(Reuters) -Singapore Telecommunications posted a 14% rise in first-half underlying profit on Wednesday, helped by a strong performance from its Australian unit Optus and regional associates, and said it expects higher operating earnings from its core units.
Singtel now expects fiscal 2026 earnings before interest and tax for the operating company (OpCo), which excludes contribution from regional associates, to grow between high single digits and low double digits.
It had earlier forecast high-single-digit operating earnings growth for OpCo, which posted a near 13% rise in first-half operating earnings.
“We expect our growth engines to change the complexion of the business in the mid-term as they continue to scale,” said Group CEO Yuen Kuan Moon.

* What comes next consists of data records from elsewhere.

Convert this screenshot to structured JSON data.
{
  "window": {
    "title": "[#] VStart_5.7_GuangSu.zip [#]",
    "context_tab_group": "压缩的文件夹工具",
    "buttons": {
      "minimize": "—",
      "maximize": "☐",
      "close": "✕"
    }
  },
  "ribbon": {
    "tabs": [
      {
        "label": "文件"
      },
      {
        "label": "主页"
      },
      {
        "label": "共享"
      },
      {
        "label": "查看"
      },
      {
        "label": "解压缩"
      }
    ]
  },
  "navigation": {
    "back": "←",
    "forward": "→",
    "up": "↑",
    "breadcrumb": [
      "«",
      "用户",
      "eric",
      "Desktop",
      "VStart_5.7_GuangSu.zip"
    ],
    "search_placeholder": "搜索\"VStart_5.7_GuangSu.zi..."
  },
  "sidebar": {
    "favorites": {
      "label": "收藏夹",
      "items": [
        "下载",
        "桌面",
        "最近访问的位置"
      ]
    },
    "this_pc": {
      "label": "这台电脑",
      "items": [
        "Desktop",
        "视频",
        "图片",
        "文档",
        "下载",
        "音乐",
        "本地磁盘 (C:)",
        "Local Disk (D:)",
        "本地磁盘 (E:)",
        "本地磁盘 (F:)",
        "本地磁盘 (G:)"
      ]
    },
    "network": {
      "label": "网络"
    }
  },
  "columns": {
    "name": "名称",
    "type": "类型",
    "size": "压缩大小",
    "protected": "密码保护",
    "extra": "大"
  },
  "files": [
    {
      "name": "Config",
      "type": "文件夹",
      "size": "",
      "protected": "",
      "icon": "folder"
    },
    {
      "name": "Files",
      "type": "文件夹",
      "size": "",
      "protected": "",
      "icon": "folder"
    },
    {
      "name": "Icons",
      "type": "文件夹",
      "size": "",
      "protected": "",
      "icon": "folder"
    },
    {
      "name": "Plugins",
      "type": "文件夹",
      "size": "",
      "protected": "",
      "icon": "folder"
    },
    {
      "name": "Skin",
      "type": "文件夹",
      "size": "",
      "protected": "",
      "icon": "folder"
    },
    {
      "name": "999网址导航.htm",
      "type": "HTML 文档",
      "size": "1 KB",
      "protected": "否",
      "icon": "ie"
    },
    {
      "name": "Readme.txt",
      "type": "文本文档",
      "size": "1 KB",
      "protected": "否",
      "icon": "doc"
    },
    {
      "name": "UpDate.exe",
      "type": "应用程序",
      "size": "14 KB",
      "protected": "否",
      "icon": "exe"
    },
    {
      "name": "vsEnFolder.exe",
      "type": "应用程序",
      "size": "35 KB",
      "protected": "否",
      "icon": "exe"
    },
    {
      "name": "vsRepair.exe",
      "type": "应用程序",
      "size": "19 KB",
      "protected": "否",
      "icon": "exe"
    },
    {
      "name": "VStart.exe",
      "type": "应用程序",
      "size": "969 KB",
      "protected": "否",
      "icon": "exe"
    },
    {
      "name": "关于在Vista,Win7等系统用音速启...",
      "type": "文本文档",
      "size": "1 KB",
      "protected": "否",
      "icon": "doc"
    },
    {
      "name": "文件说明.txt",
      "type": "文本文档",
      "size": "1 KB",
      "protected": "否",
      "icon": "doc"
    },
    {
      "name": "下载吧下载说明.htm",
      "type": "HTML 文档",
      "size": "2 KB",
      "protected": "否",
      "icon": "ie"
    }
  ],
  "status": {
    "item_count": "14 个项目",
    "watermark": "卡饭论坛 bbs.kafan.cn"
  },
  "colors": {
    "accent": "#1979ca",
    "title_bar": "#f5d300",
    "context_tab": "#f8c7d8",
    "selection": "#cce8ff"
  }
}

Earnings before interest, taxes, depreciation, and amortization from Nxera, the company’s digital infrastructure arm, is expected to achieve an annual growth rate of more than 20% over the next four years, Moon added.
The division is expected to benefit from new operational data center capacity, the company said in a statement.
Southeast Asia’s largest telecom firm reported underlying net profit of S$1.35 billion ($1.04 billion) for the six months ended September 30, higher than S$1.19 billion last year but slightly below Visible Alpha’s consensus estimate of S$1.37 billion.
The profit highlighted a 12% rise in post-tax contribution from regional associates, including India’s Bharti Airtel, Indonesia’s Telkomsel and Thailand’s AIS.
Bharti Airtel reported a 89% jump in quarterly profit, as users upgraded to higher-margin 4G and 5G plans, as well as steady subscriber additions.
Optus reported a 27% rise in operating earnings due to growth in the mobile division.
Singtel declared an interim dividend of 8.2 Singapore cents per share, higher than the 7 Singapore cents apiece declared a year earlier.